Closed ghost closed 1 year ago

ghost commented 1 year ago

Hello Mr. (Dr.?) Inglis:

I am really looking forward to working with your package.

I am trying to run VIVID with a xgboost machine learning model. I am following your excellent directions. However, I am getting the following error when I try to run vivi

pFun <- function(fit, data, ...) predict(fit, as.matrix(dataset_oh_1[,2:19]))

set.seed(1701) dataset_oh <- as_tibble(dataset_oh) set.seed(1701) viviGBst <- vivi(fit = gbst,

  • data = dataset_oh,
  • response = "LOS",
  • reorder = FALSE,
  • normalized = FALSE,
  • predictFun = pFun) Agnostic variable importance method used. Calculating interactions... Error in [[<-: ! Assigned data stats::predict(x, data = X[, cols, drop = FALSE]) must be compatible with existing data. ✖ Existing data has 25000 rows. ✖ Assigned data has 10792 rows. ℹ Only vectors of size 1 are recycled. Caused by error in vectbl_recycle_rhs_rows(): ! Can't recycle input of size 10792 to size 25000. Run rlang::last_trace() to see where the error occurred.

Here is the backtrace:

  1. └─vivid::vivi(...)
    1. ├─vivid:::vividInteraction(...)
    2. └─vivid:::vividInteraction.default(...)
    3. ├─flashlight::light_interaction(...)
    4. └─flashlight:::light_interaction.flashlight(...)
    5. └─flashlight (local) core_func(data)
    6. └─base::lapply(v, statistic, dat = X, grid_id = grid_id)
    7. └─flashlight (local) FUN(X[[i]], ...)
    8. └─flashlight (local) call_pd(dat, z = z, gid = grid_id)
  2. ├─base::[[<-(*tmp*, vn, value = <dbl>)
  3. └─tibble:::[[<-.tbl_df(*tmp*, vn, value = <dbl>)
  4. └─tibble:::tbl_subassign(...)
  5. └─tibble:::vectbl_recycle_rhs_rows(value, fast_nrow(xo), i_arg = NULL, value_arg, call)

Someone on Stackoverflow has the same issue, but I can't find it. Sorry.
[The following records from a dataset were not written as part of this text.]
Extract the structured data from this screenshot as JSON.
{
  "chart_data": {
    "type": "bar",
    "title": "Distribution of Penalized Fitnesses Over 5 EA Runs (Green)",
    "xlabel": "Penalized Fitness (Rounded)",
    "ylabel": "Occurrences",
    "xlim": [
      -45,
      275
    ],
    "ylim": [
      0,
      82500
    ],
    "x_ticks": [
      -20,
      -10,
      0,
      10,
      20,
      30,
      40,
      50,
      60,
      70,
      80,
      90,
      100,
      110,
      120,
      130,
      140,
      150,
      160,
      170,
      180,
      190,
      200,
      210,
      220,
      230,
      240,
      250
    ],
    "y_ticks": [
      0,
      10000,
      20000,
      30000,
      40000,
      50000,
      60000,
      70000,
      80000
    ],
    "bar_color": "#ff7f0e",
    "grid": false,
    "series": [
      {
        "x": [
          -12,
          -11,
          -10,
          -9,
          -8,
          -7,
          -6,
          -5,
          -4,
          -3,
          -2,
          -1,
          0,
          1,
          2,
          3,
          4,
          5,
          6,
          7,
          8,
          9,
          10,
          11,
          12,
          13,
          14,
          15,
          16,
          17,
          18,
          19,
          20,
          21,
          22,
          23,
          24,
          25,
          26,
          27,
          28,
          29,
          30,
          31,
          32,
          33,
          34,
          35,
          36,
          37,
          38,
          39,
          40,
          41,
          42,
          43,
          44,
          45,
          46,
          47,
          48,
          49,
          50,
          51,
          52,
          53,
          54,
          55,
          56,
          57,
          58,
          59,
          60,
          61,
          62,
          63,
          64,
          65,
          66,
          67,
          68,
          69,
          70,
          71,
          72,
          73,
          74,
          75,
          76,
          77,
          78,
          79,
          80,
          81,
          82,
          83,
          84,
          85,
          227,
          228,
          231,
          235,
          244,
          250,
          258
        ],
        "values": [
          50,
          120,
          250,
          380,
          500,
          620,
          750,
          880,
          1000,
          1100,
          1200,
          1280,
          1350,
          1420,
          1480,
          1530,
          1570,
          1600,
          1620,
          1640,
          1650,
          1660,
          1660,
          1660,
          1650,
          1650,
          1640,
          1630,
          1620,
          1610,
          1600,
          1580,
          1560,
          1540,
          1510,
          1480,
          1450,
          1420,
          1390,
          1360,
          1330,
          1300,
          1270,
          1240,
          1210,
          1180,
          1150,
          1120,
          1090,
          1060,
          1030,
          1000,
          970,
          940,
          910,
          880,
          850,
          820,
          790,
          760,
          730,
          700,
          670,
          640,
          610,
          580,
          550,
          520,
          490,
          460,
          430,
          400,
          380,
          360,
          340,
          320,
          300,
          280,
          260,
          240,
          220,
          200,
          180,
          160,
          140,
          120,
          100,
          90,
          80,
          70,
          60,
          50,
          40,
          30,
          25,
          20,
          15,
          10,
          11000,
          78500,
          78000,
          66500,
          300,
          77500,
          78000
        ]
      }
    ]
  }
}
ghost commented 1 year ago

Here is the stackoverflow issue:

https://stackoverflow.com/questions/74338823/getting-error-while-calculating-feature-importances-r

AlanInglis commented 1 year ago

Hi,

I've tracked down the cause of the issue. It is a side effect of how the internal predict function works in vivid. When creating the predict function, you must include the term "data" instead of the actual name of the name of the data. Below is a small example of how to recreate and solve the issue.

#Load libraries:
library(vivid)
library(xgboost)

#Load data:
set.seed(1701)
aq <- na.omit(airquality)

#Create gbm:
gbst <- xgboost(
  data = as.matrix(aq[, 1:6]),
  label = as.matrix(aq[, 1]),
  nrounds = 100,
  verbose = 0
)

#Create predict function:
pFun <- function(fit, data, ...) predict(fit, as.matrix(data[, 1:6]))

#NOTE: In the predict function above, you must use the term 'data' in the function 
#argument (i.e., do not use the actual name of the data!). You must also include
#the response variable.

#Run vivid:
set.seed(1701)
viviGBst <- vivi(
  fit = gbst,
  data = aq,
  response = "Ozone",
  reorder = FALSE,
  normalized = FALSE,
  predictFun = pFun
)

#Output:
viviGBst

#-------------------------------------------------------------------------

#Recreating the error:
pFun <- function(fit, data, ...) predict(fit, as.matrix(aq[, 1:6])) # used 'aq' instead of 'data'

#Run vivid:
viviGBst <- vivi(
  fit = gbst,
  data = aq,
  response = "Ozone",
  predictFun = pFun
)

Hopefully that solves the problem. But let me know if you're still having any issues!

ghost commented 1 year ago

Mr. (Dr) Inglis:

THANK YOU For the very quick response! I am grateful for your help.

I will run this code soon and share results.

Take care,

Brian

ghost commented 1 year ago

Thank you for your help.

I've included the plot VIVID made with your help.